Research Task 1 (06/22/15 - 07/03/15)

EMG

1. Browse through the internet and look for the low-cost (< $1,000) EMG product information. Your search should include commercially available EMG machines, lab-use EMG boards, and DIY EMG kits. Organize the information into spreadsheet table including columns such as no. of channels, signal amplification, signal delay, frequency range, physical dimension, connection, prices, etc.

EMG Signal

1. ABC of EMG (2005), Peter Konrad. [signal origin and acquisition, 25 pages] A easy introduction of EMG signal and acquisition.
2. Fundamental Concepts in EMG Signal Acquisition, Delsys. [31 pages] This tutorial give us an in-depth introduction about EMG signal acquisition.
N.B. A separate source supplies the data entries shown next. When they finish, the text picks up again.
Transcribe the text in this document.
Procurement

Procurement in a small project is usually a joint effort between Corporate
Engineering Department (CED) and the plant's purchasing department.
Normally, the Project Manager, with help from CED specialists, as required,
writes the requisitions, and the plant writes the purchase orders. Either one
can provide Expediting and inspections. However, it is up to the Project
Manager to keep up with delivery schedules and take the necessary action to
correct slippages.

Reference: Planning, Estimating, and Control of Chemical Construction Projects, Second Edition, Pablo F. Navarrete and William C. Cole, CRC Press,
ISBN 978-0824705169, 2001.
It will help you understand the theory behind the scene.
3. Relating Forearm Muscle Electrical Activity To Finger Forces (2014), Jennifer Keating. [section 1-3, 40 pages] This thesis covers the first half of our project by detecting the electrical activity from the forearm. It provides an overview of how our project will be structured, conducted, and what are the areas we need to have further study.

Please take electronic notes while you are studying the materials, watching the videos, or browsing through the web. Each team will present their learning later in the summer meeting.